The whole man became relaxed and unstrung; he was drifting into a sloth of the mind and body when Gortre had arrived from the North with his message of Hope.
The renewed opportunity of action, the tonic to his weak and waning faith—that faith which alone was able to keep him clean and worthy—again strung up the chords of his manhood till they vibrated in harmony.
Once more Spence was in the Holy City.
But a short time ago he was at Jerusalem as the collective eye of millions of Englishmen, the telegraph wires stretched out behind him to London.
Now he was, to all official intents, a private person, yet, as the steamer cast anchor in the roadstead of Jaffa, he had realised that a more tremendous responsibility than ever before rested with him.
The last words spoken to Spence in England had been those of Sir Michael Manichoe. The great man was bidding him good-bye at Charing Cross.
"Remember," he had said, "that whatever proof or help we may get from this woman, Gertrude Hunt, will be but the basis for you to work on in the East. We shall cable every result of our investigations here. Remember that, as we think, you have immense ability and resource against you. Go very warily. As I have said before, no sum is too great to sacrifice, no sacrifice too great to make."

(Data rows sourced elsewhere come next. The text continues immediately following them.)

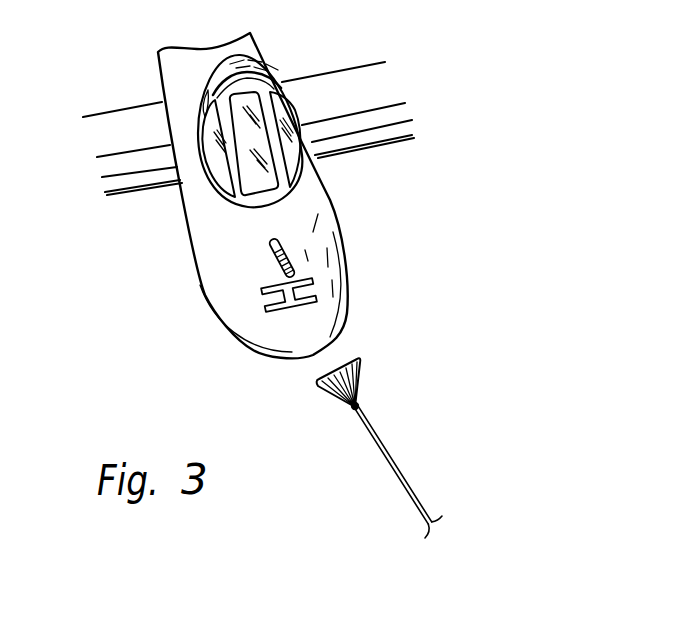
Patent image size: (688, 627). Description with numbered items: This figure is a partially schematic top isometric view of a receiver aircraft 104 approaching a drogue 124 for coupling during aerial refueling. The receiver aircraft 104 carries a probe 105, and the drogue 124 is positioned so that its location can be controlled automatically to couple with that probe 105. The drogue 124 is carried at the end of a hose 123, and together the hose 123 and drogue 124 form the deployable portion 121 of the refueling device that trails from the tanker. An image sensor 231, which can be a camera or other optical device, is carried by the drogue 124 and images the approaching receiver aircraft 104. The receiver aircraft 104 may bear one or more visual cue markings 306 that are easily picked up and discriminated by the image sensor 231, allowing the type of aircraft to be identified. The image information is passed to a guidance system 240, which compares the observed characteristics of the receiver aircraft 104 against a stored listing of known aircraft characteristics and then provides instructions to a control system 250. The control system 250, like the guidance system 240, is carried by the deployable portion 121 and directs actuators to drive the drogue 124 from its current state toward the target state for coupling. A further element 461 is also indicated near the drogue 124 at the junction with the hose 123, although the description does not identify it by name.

The receiver aircraft 104 is at (345, 90).
The probe 105 is at (287, 250).
The visual cue markings 306 is at (280, 320).
The deployable portion 121 is at (400, 428).
The drogue 124 is at (358, 379).
The control system 250 is at (358, 405).
The pivot axis 461 is at (358, 405).
The image sensor 231 is at (355, 405).
The guidance system 240 is at (355, 405).
The hose 123 is at (387, 471).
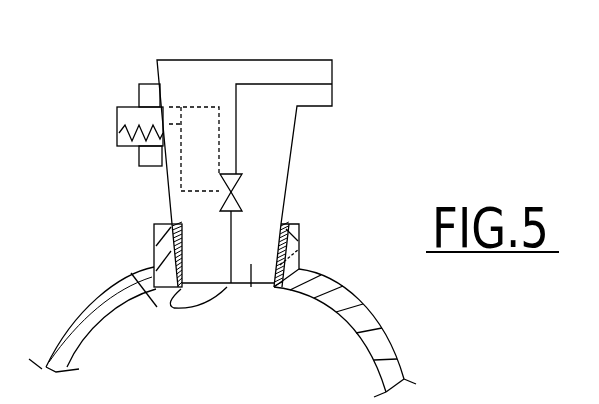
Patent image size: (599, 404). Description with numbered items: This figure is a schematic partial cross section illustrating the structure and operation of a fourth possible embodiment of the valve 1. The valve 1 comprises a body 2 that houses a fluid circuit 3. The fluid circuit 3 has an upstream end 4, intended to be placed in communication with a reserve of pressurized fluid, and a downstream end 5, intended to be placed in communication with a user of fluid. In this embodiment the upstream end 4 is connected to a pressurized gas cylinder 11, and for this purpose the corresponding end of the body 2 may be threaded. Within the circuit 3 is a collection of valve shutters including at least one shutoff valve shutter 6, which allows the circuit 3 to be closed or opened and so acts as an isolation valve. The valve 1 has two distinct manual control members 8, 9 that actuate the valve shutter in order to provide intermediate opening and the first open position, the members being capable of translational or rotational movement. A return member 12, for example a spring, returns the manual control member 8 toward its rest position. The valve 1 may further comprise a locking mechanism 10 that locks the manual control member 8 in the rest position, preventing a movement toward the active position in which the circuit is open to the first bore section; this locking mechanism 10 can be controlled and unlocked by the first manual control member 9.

The valve 1 is at (323, 170).
The body 2 is at (252, 290).
The fluid circuit 3 is at (288, 86).
The upstream end 4 is at (132, 274).
The downstream end 5 is at (334, 86).
The shutoff valve shutter 6 is at (222, 203).
The manual control member 8 is at (132, 81).
The first manual control member 9 is at (118, 115).
The locking mechanism 10 is at (170, 124).
The pressurized gas cylinder 11 is at (388, 332).
The return member 12 is at (119, 140).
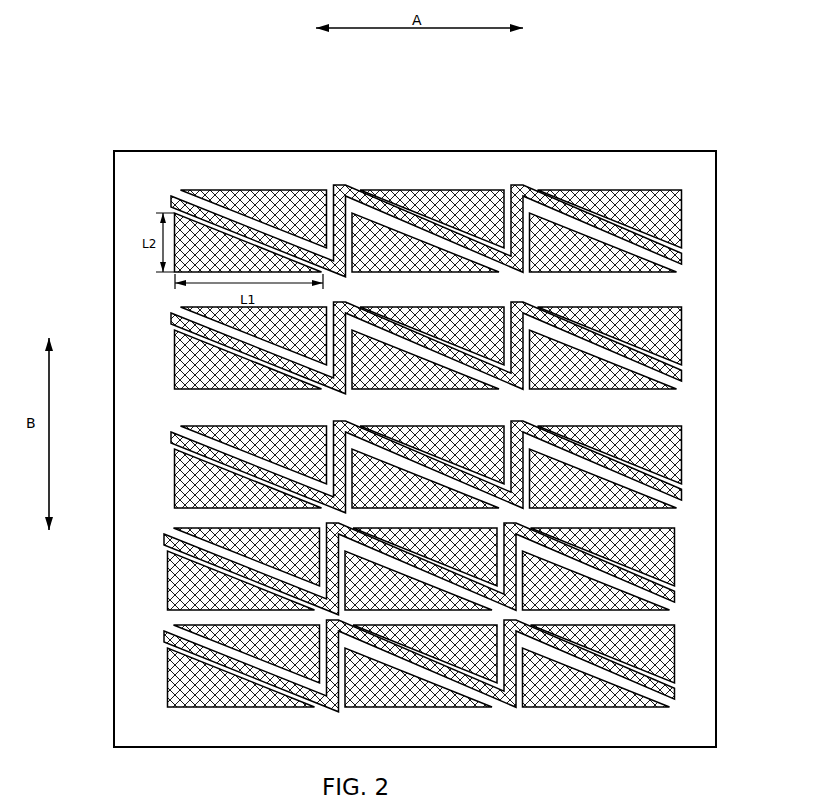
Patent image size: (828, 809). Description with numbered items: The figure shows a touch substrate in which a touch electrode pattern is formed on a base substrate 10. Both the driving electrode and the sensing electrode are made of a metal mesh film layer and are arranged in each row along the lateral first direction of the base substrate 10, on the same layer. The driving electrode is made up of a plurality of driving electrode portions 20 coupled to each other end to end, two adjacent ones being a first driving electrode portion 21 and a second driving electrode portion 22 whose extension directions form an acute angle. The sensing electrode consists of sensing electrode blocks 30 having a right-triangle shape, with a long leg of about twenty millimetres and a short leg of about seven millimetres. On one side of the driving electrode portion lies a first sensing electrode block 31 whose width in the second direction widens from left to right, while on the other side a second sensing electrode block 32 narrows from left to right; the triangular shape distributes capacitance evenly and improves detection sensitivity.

The base substrate 10 is at (652, 183).
The driving electrode portion 20 is at (428, 231).
The first driving electrode portion 21 is at (330, 232).
The second driving electrode portion 22 is at (200, 210).
The sensing electrode block 30 is at (426, 467).
The first sensing electrode block 31 is at (433, 215).
The second sensing electrode block 32 is at (387, 268).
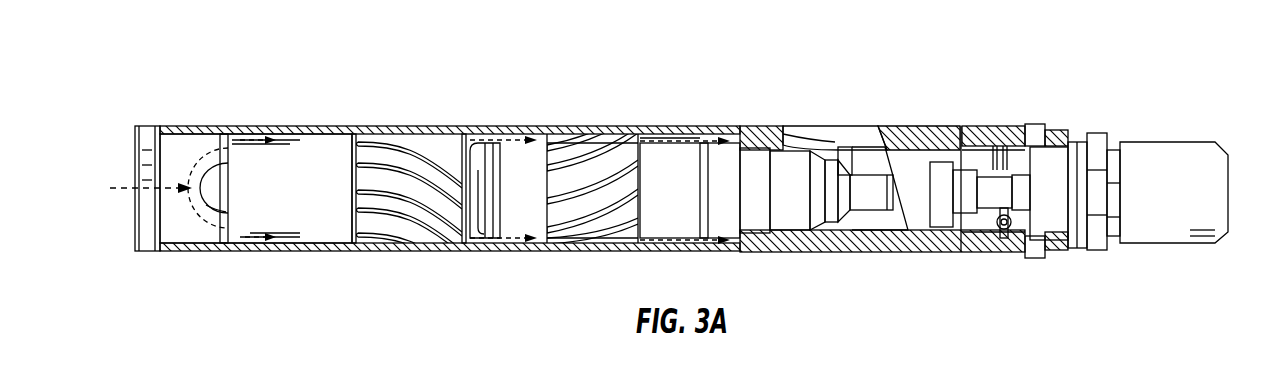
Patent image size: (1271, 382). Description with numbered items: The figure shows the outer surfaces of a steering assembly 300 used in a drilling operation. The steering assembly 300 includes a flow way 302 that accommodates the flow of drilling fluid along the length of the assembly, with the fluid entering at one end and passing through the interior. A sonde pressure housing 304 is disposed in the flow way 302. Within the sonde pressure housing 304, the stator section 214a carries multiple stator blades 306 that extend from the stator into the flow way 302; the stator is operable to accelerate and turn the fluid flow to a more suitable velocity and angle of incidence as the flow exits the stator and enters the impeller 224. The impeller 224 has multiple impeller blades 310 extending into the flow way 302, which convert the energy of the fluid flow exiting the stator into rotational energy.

The steering assembly 300 is at (197, 40).
The flow way 302 is at (120, 186).
The sonde pressure housing 304 is at (282, 130).
The turbine section 214a is at (391, 122).
The stator blades 306 is at (432, 205).
The impeller 224 is at (560, 140).
The impeller blades 310 is at (622, 166).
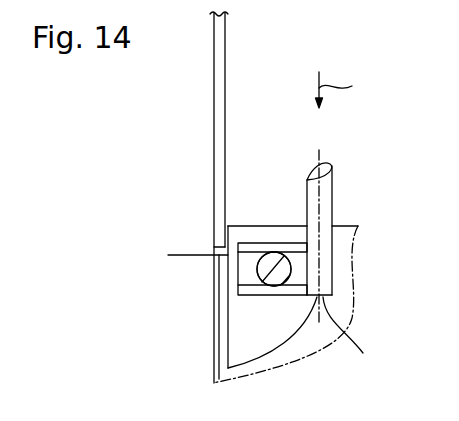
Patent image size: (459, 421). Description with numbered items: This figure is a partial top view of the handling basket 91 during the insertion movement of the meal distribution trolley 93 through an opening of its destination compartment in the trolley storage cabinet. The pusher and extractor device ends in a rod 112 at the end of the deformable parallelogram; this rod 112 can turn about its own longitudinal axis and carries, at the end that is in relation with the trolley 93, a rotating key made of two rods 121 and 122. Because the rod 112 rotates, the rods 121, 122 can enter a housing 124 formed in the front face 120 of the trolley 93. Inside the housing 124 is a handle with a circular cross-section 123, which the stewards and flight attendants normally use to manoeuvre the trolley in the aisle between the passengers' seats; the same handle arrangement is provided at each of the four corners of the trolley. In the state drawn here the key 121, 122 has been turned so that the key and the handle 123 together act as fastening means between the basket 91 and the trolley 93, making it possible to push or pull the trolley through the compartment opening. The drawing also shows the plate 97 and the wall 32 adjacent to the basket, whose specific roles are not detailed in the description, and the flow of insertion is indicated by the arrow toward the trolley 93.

The basket 91 is at (378, 49).
The plate 97 is at (213, 92).
The housing wall 32 is at (214, 347).
The rod 121 is at (264, 244).
The rod 122 is at (274, 296).
The handle with a circular cross-section 123 is at (256, 268).
The front face 120 is at (343, 225).
The meal distribution trolley 93 is at (333, 300).
The rod 112 is at (358, 339).
The housing 124 is at (280, 345).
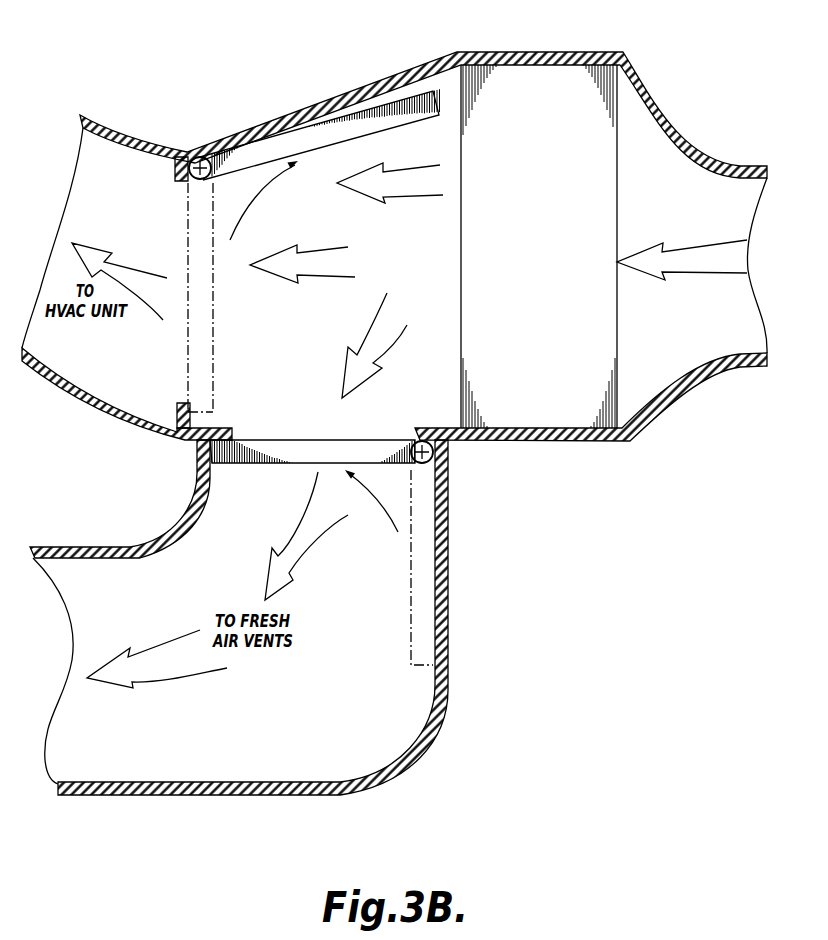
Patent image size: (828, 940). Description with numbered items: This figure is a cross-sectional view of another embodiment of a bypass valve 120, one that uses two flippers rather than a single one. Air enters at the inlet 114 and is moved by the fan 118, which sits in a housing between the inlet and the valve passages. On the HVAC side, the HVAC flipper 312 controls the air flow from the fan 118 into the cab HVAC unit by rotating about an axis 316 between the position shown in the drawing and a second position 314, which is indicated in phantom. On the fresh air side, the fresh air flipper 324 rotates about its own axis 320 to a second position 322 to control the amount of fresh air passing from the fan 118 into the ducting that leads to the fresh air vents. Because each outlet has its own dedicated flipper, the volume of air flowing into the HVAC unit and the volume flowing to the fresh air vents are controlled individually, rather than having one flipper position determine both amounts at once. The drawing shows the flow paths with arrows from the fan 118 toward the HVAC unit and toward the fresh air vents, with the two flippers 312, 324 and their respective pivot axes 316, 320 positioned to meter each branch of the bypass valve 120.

The bypass valve 120 is at (360, 75).
The fan 118 is at (613, 88).
The air inlet 114 is at (727, 190).
The HVAC flipper 312 is at (303, 137).
The position 314 is at (214, 185).
The axis 316 is at (193, 153).
The axis 320 is at (433, 448).
The second position 322 is at (450, 574).
The fresh air flipper 324 is at (253, 464).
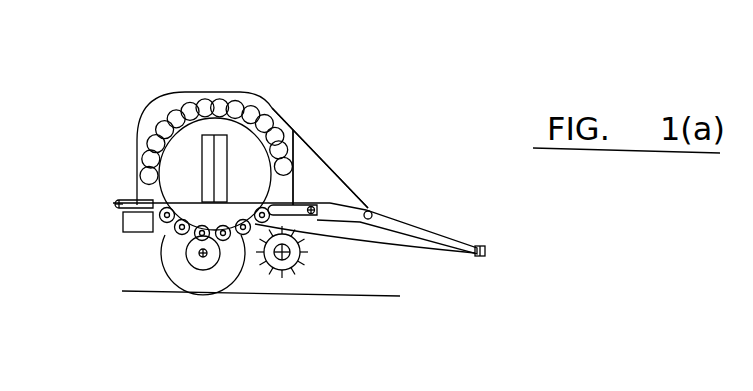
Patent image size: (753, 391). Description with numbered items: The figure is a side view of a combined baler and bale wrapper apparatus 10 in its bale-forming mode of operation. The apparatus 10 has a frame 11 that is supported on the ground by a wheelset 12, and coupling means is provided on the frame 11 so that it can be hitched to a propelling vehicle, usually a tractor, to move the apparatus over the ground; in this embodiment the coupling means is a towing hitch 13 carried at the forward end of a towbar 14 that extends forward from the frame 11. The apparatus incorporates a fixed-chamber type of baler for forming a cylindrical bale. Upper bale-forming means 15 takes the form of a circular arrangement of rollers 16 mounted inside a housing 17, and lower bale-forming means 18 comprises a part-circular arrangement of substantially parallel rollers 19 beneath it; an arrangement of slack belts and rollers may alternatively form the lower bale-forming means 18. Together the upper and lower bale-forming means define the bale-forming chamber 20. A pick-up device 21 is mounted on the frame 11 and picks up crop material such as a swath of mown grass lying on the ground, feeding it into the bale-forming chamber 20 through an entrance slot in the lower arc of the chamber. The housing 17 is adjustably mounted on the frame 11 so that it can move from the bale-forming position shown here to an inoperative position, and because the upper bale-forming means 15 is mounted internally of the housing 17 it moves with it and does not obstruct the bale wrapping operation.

The combined baler and bale wrapper apparatus 10 is at (327, 140).
The frame 11 is at (377, 237).
The wheelset 12 is at (190, 278).
The towing hitch 13 is at (487, 248).
The towbar 14 is at (412, 238).
The upper bale-forming means 15 is at (212, 90).
The rollers 16 is at (247, 108).
The housing 17 is at (280, 117).
The lower bale-forming means 18 is at (160, 233).
The rollers 19 is at (224, 238).
The bale-forming chamber 20 is at (180, 137).
The pick-up device 21 is at (288, 268).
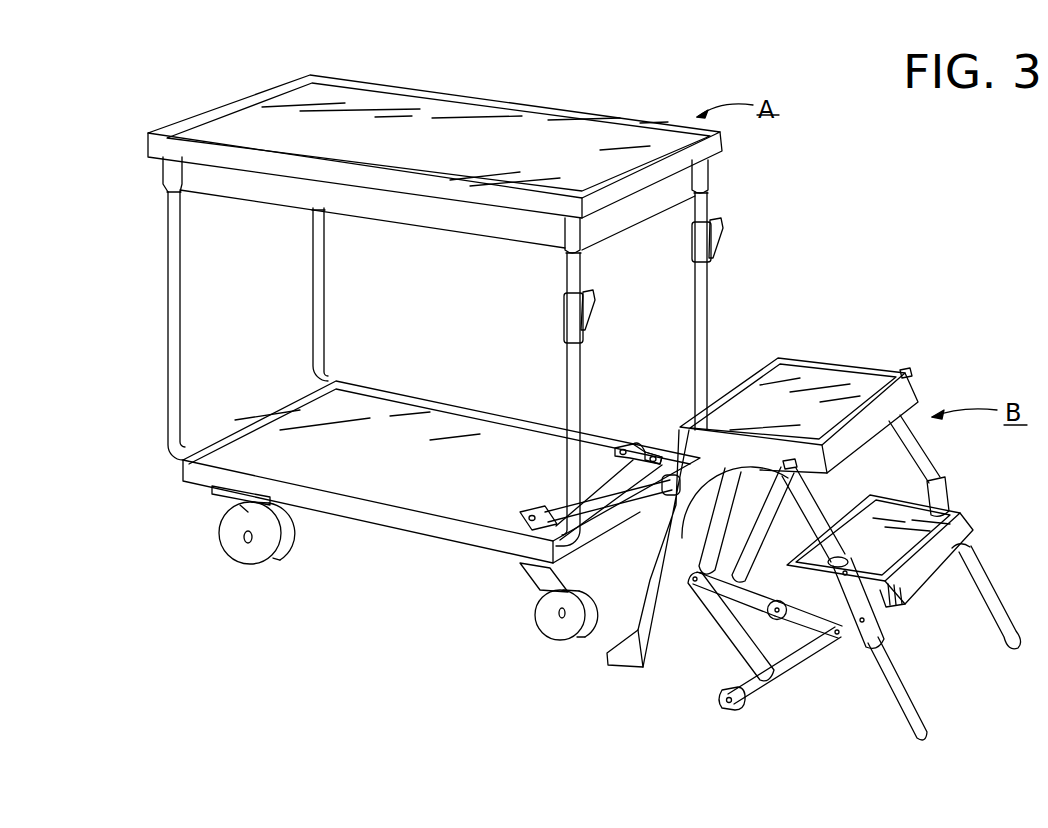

There had been a day's delay at Jaffa. It had been a day of strange, bewildering thoughts to the journalist.
The "Gate of the Holy Land" is not, as many people suppose, a fine harbour, a thronged port.
The navies of the ancient world which congregated there were smaller than even the coasting steamers of to-day. They found shelter in a narrow space of more or less untroubled water between the shelving rock of the long, flat shore and a low reef rising out of the sea parallel to the town. The vessels with timber for Solomon's Temple tossed almost unsheltered before the terraces of ochre-coloured Oriental houses.